Oklahoma Execution Carried Out: Tim Talley of the Associated Press reports Michael Bascum Selsor was pronounced dead at 6:06 p.m. in Oklahoma yesterday. Selsor shot 55-year-old Clayton Chandler eight times during an armed robbery in 1975. One of Chandler's daughters, Debbie Huggins, said, "This was much kinder what we did to him today than what he did to my dad." After waiting almost 37 years for justice in her father's death,  "Today we got that justice," she said. "We're glad that it's finally over. Be at peace. The race is finally over."

CA Woman Who Killed Firefighter in Fatal DUI Avoids Jail Time: Corey Pride of the Los Banos Enterprise reports Amie Chick, who pleaded guilty to one count of felony vehicular manslaughter and was sentenced to a year in jail, will not serve any jail time. According to Deputy Tom MacKenzie, a Merced County Sheriff's spokesman, under AB 109, Chick was eligible for a house-arrest program and will serve her sentence at home, wearing an electronic monitoring device. MacKenzie said Chick was sent home because there is an effort to lower the combined daily population of Merced County Main Jail and the John Latorraca Correctional Center. "Obviously, if (certain inmates) fall under the AB 109 guidelines because of housing issues, we have to let them go," MacKenzie said. "Unfortunately, we have to keep the worst of the worst, and let the best of the worst go."
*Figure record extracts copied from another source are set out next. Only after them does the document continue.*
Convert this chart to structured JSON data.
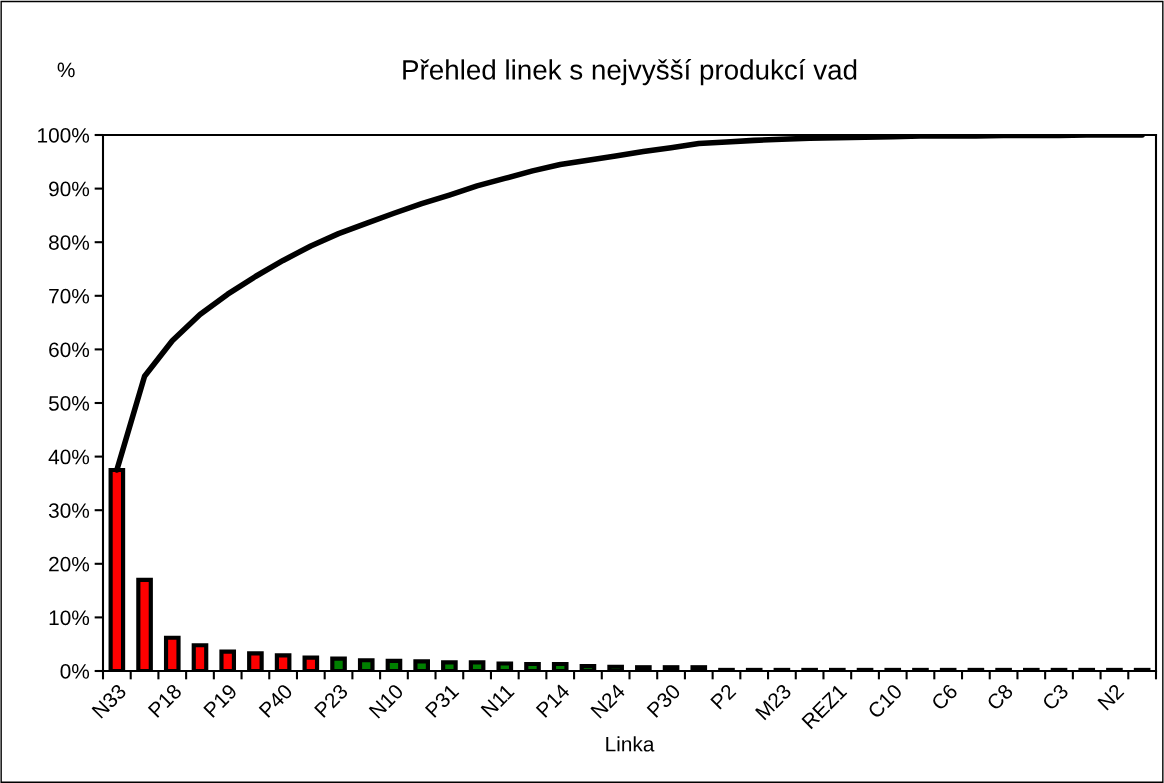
{
  "chart_data": {
    "type": "bar",
    "title": "Přehled linek s nejvyšší produkcí vad",
    "xlabel": "Linka",
    "ylabel": "%",
    "categories": [
      "N33",
      null,
      "P18",
      null,
      "P19",
      null,
      "P40",
      null,
      "P23",
      null,
      "N10",
      null,
      "P31",
      null,
      "N11",
      null,
      "P14",
      null,
      "N24",
      null,
      "P30",
      null,
      "P2",
      null,
      "M23",
      null,
      "REZ1",
      null,
      "C10",
      null,
      "C6",
      null,
      "C8",
      null,
      "C3",
      null,
      "N2",
      null
    ],
    "series": [
      {
        "values": [
          37.5,
          17,
          6.2,
          4.8,
          3.6,
          3.3,
          2.9,
          2.5,
          2.3,
          2.0,
          1.9,
          1.8,
          1.6,
          1.6,
          1.4,
          1.3,
          1.3,
          0.9,
          0.8,
          0.7,
          0.7,
          0.7,
          0.2,
          0.2,
          0.2,
          0.2,
          0.2,
          0.2,
          0.2,
          0.2,
          0.2,
          0.2,
          0.2,
          0.2,
          0.2,
          0.2,
          0.2,
          0.2
        ],
        "colors": [
          "#ff0000",
          "#ff0000",
          "#ff0000",
          "#ff0000",
          "#ff0000",
          "#ff0000",
          "#ff0000",
          "#ff0000",
          "#008000",
          "#008000",
          "#008000",
          "#008000",
          "#008000",
          "#008000",
          "#008000",
          "#008000",
          "#008000",
          "#008000",
          "#008000",
          "#008000",
          "#008000",
          "#008000",
          "#008000",
          "#008000",
          "#008000",
          "#008000",
          "#008000",
          "#008000",
          "#008000",
          "#008000",
          "#008000",
          "#008000",
          "#008000",
          "#008000",
          "#008000",
          "#008000",
          "#008000",
          "#008000"
        ]
      },
      {
        "type": "line",
        "color": "#000000",
        "values": [
          37.5,
          55,
          61.6,
          66.5,
          70.3,
          73.6,
          76.6,
          79.3,
          81.6,
          83.5,
          85.4,
          87.2,
          88.8,
          90.5,
          91.9,
          93.3,
          94.5,
          95.3,
          96.1,
          96.9,
          97.6,
          98.4,
          98.7,
          99.0,
          99.2,
          99.4,
          99.5,
          99.6,
          99.7,
          99.8,
          99.8,
          99.8,
          99.9,
          99.9,
          99.9,
          100,
          100,
          100
        ]
      }
    ],
    "ylim": [
      0,
      100
    ],
    "yticks": [
      {
        "value": 0,
        "label": "0%"
      },
      {
        "value": 10,
        "label": "10%"
      },
      {
        "value": 20,
        "label": "20%"
      },
      {
        "value": 30,
        "label": "30%"
      },
      {
        "value": 40,
        "label": "40%"
      },
      {
        "value": 50,
        "label": "50%"
      },
      {
        "value": 60,
        "label": "60%"
      },
      {
        "value": 70,
        "label": "70%"
      },
      {
        "value": 80,
        "label": "80%"
      },
      {
        "value": 90,
        "label": "90%"
      },
      {
        "value": 100,
        "label": "100%"
      }
    ],
    "grid": false,
    "legend": false
  }
}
GOP House Leaders Seek to Hold Holder in Contempt Over Fast & Furious: Matt Zapotosky of The Washington Post reports Maryland Attorney General Douglas Gansler says he plans to challenge with the U.S. Supreme Court the state's Court of Appeals ruling from last week that prohibits DNA collection from those charged but not yet convicted in violent crimes if the state judges do not reverse the decision themselves. Gansler filed a motion on Tuesday asking the court to stay and reconsider its decision that taking DNA samples from criminal suspects after they are charged is a violation of the suspects' constitutional rights. "In my view, the only invasion of privacy in this case was when the defendant broke into the home of a 53-year-old woman and raped her at gunpoint," Gansler said. In his motion, Gansler argues the state court's decision runs counter to what other courts nationwide have held on the same issue.